Additionally, golf tourism saw an increased economic impact of $25.7 billion, up 4.6 percent from $20.5 billion in 2011 and nearly double the $13.4 billion from 2000.
Still to come in May will be the National Golf Foundation’s annual participation report, accounting for the number of golfers in the U.S. and play on-course and off-course, where participation is expected to see increases with the continued interest in Topgolf, Drive Shack and other “entertainment” venues.
Besides the rosy financials, Mona says industry leaders will use this year’s National Golf Day to once again lobby on golf’s behalf regarding a handful of legislative issues. Among them is the continued efforts to separate golf from other less savory industries (massage parlors, hot-tub facilities, tanning salons) that frequently are lumped together and often collectively denied funding when disaster relief bills are broad to votes.

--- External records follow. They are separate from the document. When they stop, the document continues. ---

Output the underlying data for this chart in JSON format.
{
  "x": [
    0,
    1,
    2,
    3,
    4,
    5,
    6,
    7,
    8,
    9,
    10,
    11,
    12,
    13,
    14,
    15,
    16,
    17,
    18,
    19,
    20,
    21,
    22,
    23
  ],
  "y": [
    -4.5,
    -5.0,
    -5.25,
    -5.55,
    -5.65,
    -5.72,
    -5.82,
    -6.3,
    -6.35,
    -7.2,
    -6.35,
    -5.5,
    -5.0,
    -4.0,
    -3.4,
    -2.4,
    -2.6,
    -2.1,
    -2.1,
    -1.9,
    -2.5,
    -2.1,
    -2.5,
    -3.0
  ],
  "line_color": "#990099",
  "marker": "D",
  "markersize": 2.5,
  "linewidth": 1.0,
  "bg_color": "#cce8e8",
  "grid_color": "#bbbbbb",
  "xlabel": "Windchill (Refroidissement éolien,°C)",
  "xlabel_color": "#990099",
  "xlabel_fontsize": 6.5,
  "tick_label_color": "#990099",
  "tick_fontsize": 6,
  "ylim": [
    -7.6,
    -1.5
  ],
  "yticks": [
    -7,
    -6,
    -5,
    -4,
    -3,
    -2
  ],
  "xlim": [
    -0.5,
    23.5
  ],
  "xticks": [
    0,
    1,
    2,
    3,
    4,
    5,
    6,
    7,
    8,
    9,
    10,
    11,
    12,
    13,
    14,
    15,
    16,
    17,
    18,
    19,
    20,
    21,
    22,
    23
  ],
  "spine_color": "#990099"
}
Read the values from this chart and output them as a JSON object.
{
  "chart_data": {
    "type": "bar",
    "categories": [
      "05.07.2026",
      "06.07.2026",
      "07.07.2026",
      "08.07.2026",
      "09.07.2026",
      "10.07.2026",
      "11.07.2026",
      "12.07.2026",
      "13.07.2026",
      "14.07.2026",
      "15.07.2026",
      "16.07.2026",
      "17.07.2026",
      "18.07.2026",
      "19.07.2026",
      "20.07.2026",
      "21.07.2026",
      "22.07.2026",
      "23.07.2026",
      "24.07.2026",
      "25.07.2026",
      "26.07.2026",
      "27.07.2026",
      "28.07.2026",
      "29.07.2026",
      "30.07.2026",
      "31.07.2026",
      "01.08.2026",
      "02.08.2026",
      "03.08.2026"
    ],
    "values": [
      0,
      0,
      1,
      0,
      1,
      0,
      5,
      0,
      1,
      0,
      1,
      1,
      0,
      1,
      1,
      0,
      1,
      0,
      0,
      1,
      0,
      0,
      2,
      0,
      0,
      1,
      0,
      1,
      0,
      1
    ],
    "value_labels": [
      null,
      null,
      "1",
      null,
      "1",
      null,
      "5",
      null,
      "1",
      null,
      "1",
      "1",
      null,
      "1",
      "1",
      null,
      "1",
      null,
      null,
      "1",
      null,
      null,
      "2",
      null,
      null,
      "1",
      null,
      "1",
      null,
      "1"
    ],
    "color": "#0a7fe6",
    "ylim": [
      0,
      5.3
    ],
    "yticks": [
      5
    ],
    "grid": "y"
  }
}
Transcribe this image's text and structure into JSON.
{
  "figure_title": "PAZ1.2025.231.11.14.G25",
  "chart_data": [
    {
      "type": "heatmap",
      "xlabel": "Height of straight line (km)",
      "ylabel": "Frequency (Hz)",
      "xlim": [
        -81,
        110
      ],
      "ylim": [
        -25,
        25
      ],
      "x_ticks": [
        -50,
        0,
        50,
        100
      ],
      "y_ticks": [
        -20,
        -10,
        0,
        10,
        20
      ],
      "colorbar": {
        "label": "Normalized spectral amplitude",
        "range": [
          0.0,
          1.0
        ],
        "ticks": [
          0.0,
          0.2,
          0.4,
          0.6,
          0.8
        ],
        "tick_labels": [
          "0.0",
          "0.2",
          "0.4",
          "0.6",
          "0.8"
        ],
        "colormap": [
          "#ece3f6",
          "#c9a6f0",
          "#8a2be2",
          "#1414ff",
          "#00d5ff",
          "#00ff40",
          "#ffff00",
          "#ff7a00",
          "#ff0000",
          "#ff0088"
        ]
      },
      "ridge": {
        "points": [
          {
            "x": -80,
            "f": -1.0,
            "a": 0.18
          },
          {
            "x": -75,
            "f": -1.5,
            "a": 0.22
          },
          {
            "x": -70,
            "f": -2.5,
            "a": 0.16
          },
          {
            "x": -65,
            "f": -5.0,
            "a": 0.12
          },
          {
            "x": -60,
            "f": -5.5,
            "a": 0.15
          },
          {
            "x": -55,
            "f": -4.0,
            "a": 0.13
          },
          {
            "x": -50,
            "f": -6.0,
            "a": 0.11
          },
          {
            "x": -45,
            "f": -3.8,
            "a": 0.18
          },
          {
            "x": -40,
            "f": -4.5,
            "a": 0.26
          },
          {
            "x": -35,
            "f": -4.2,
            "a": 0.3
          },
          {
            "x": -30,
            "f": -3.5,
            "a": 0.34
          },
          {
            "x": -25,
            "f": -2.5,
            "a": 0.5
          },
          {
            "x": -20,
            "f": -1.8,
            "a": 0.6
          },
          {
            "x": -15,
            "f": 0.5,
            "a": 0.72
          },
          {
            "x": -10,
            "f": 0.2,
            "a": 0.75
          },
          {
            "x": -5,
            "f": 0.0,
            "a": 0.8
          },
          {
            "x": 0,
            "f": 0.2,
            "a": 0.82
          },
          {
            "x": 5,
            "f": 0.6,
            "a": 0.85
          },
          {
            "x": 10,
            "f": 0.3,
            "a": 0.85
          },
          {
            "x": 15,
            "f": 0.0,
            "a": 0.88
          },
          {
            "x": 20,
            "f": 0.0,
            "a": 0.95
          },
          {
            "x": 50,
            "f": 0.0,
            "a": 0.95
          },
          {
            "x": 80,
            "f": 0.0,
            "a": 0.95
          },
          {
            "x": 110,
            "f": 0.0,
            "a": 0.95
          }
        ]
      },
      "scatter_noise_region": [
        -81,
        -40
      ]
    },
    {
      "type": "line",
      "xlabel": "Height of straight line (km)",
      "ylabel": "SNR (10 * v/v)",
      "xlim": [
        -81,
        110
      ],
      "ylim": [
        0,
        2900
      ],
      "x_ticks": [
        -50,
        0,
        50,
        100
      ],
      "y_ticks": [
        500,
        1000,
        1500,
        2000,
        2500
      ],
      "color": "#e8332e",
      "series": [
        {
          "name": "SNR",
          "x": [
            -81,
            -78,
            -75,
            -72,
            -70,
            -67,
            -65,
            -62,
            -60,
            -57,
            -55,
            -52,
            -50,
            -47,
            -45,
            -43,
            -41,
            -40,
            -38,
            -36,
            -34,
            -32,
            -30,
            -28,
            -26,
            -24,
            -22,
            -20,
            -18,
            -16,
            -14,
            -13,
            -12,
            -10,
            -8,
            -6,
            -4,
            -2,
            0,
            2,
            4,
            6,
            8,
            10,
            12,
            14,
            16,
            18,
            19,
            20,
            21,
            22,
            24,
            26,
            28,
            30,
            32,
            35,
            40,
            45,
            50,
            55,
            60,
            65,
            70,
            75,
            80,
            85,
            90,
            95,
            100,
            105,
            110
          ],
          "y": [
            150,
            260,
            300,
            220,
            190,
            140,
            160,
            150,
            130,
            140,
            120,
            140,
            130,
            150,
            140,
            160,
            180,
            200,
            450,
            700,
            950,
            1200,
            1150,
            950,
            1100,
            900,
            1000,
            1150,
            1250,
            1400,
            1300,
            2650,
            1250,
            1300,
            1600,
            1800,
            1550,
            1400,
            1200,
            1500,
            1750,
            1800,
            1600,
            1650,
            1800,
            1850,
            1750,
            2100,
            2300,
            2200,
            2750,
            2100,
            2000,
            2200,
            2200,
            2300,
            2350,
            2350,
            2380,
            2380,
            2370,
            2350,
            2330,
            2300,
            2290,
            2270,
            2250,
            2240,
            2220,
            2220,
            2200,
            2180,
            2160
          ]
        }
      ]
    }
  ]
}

Additionally, they’ll be discussing the negative impact golf faces from a change in how businesses can deduct entertainment expenses. In a late revision prior to Congress’ passage of the Tax Cuts and Jobs Act in December, and despite 11th hour lobbying efforts from the golf industry, a 50-percent tax deduction for most types of client-entertainment expenses was eliminated. The intent is to explain the large-scale negative impact this will have on the golf industry in hopes that revisions or exceptions can be made for the sport in the future.
Toward this argument, the We Are Golf contingent can use the numbers from the Golf Economy Report to directly show how much revenue the industry generates and how this could be muted if businesses reduce their investment in the game because of the new tax law. In that sense, the new report’s timing couldn’t be more perfect.
Says Mona: “It’s very significant to have this report and be able to use it in the best sense of the word.”